Change the World

A Gay Dad's Message from the Heart to his Facebook Friends

A Facebook message from the heart by gay dad Michael Anderson as he reflects on the outcome of the election and what it may mean for his family and loved ones.

Bear with me. Here’s my only political post for the year: To my friends who voted for Trump, I get it. Really, honestly I do. I’m all about change and flushing our stagnant government system. It needs it.

Unfortunately, and as I’m sure you know, many groups of Americans feel there are serious consequences for them with this particular president-elect and his vice president-elect. It’s easy to get caught up in our lives and our problems and not worry about the lives of people who don’t seem relatable to us. We are all guilty of this. I am guilty of this.

But I am from one of these concerned groups, and you know me. You might even like me. And I’m always impressed when people from my past who I’ve made the mistake of assuming they wouldn’t be accepting make even the simplest of gestures by “liking” a photo of my family on Facebook. It’s meaningful. You see that my family is just like yours or the other families in your life.

We have our ups and downs like you do and make tough choices so that we can give our kid the best life possible. My life with my family is more than what 14-year-old me could have ever hoped for and it’s amazing to feel supported. There is also security in knowing that we are married in the eyes of the law and that the government sees our kid’s adoption and our family as protected and legitimate.

But I suddenly don’t feel secure anymore. Vice president-elect Pence has an extensive anti-gay record from supporting gay conversion therapy on kids that literally includes trying to (but failing to) electro-shock the gay out, to signing legislation in his state in 2013 to jail any same-sex couple who attempted to get a marriage certificate. All of the progress that we have made that gives my family a sense of belonging and security is very likely to be erased.

But worse than that for me is this: I’ve always known that there are plenty of crazy people out there who would hurt me just for who I am, or hurt my family for who we are, but I have always felt this sense of protection, that there is this greater good around us, and a government that in the end would protect me even in the days when they didn’t agree with me.

But suddenly that is gone. I’m scared that there are people out there who feel empowered because our president-elect has not distanced himself from the KKK and other hate groups.
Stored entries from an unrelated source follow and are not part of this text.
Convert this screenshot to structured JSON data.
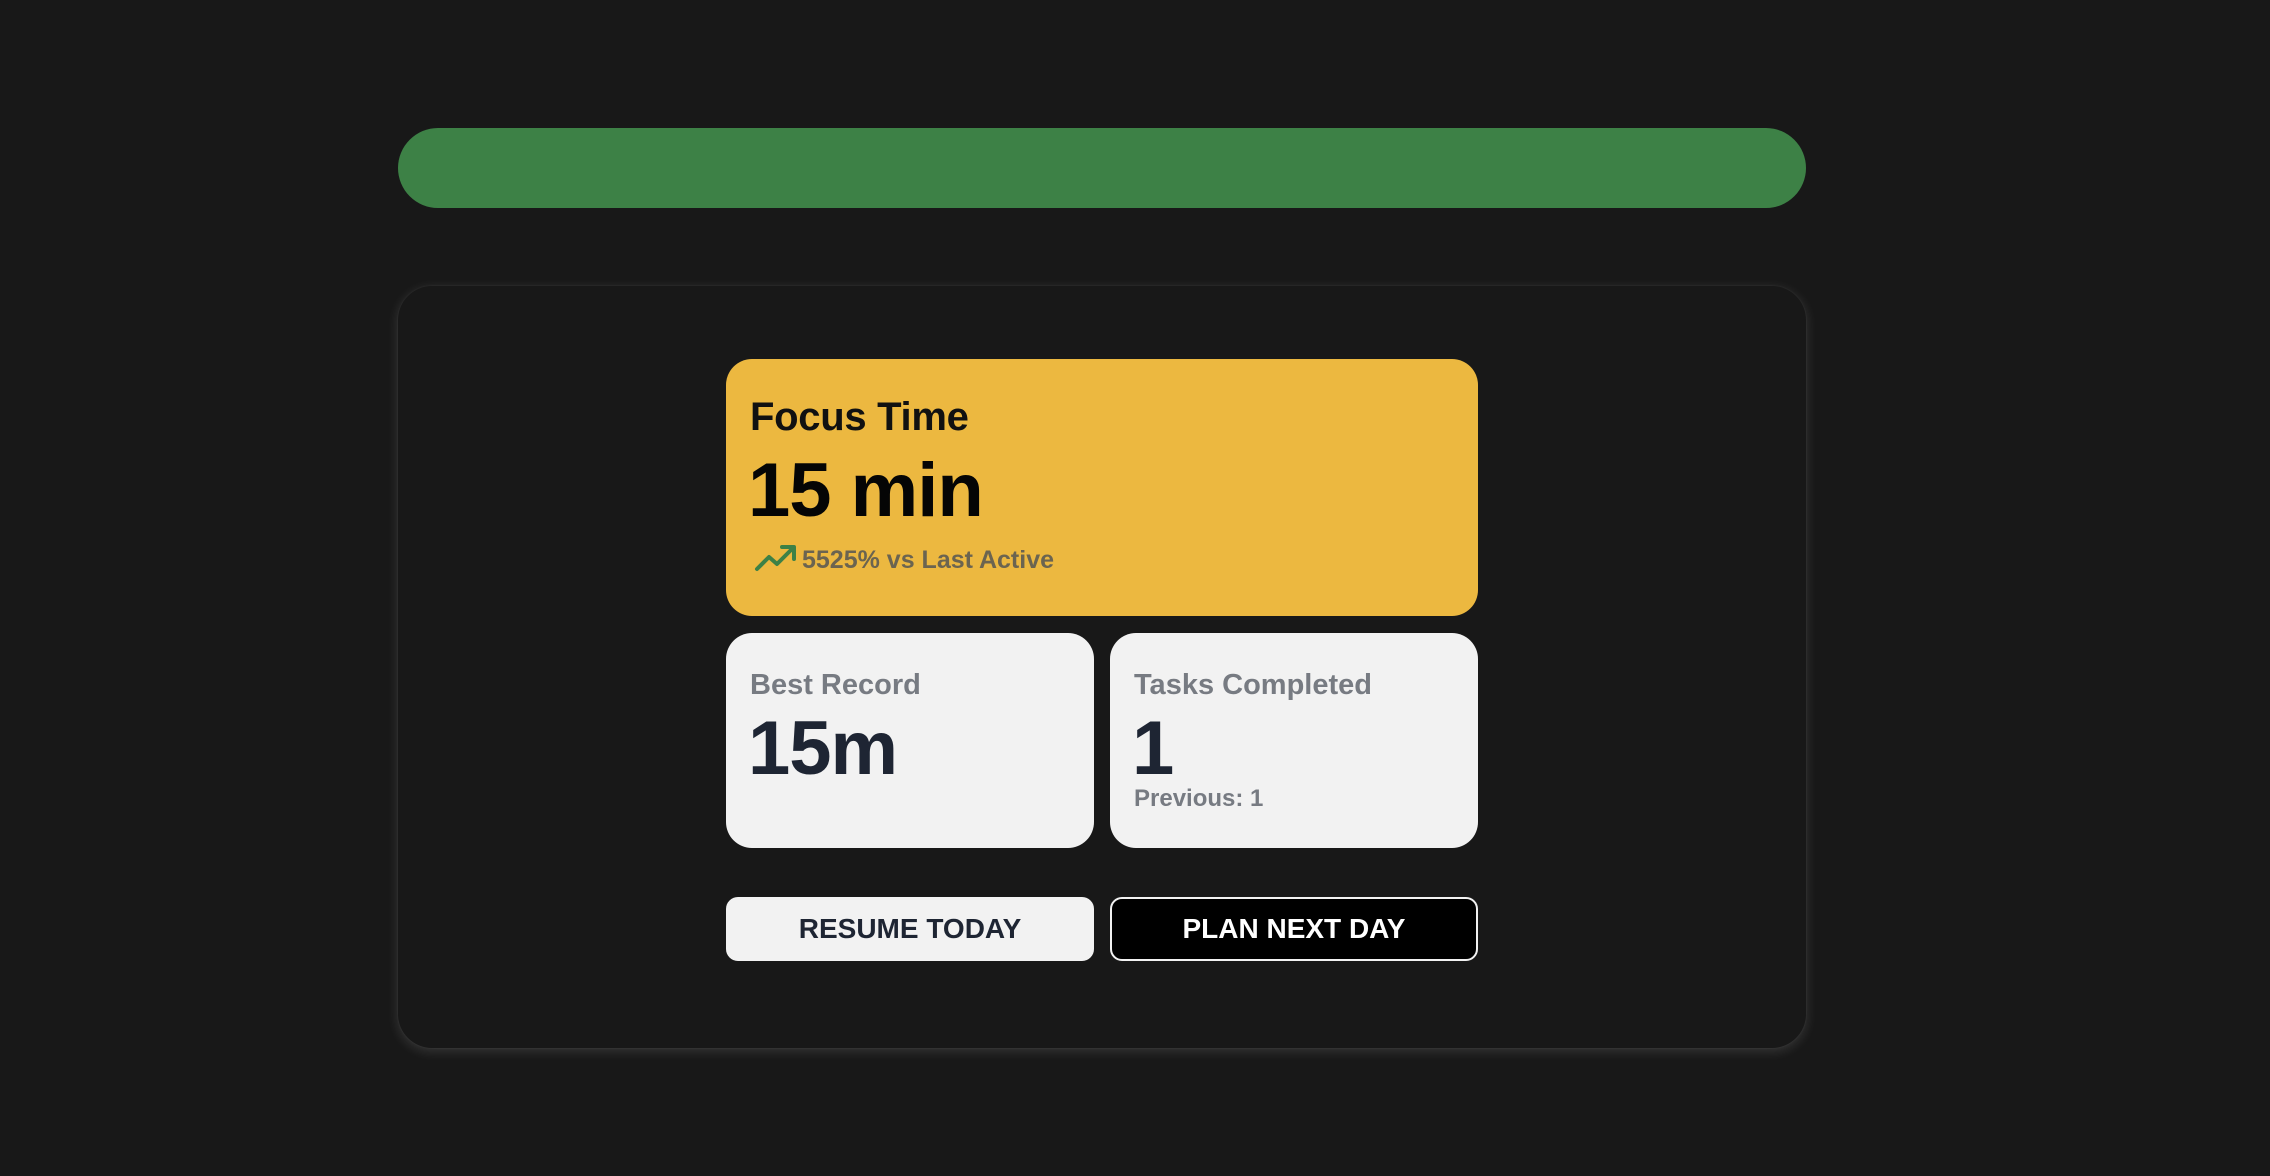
{
  "colors": {
    "background": "#181818",
    "banner": "#3d8146",
    "focus_card": "#ecb840",
    "stat_card": "#f2f2f2",
    "trend_up": "#3d8146"
  },
  "focus": {
    "label": "Focus Time",
    "value": "15 min",
    "trend_icon": "trending-up-icon",
    "trend_text": "5525% vs Last Active"
  },
  "best_record": {
    "label": "Best Record",
    "value": "15m"
  },
  "tasks": {
    "label": "Tasks Completed",
    "value": "1",
    "previous": "Previous: 1"
  },
  "actions": {
    "resume_label": "RESUME TODAY",
    "plan_label": "PLAN NEXT DAY"
  }
}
Without condemnation comes permission, and I honestly don’t feel like government under this administration would do much to protect me. I’m scared for the future. I’m scared for me, I’m scared for my family, and more than anything I’m scared for my multiracial daughter who isn’t old enough yet to understand that people are out there who will hurt her or demean her simply for the color of her skin or because she is female.

I love my country and I want us all to come together and make the most of this new direction for our nation, but I’m counting on you when it gets rough. I want you to think about me and my family and how it affects other people like us when our rights and protections get taken away. And my real hope is that we can all think beyond the bubbles we live in and about every group in our country that is frightened, including so many who have so much more reason to be worried than I do.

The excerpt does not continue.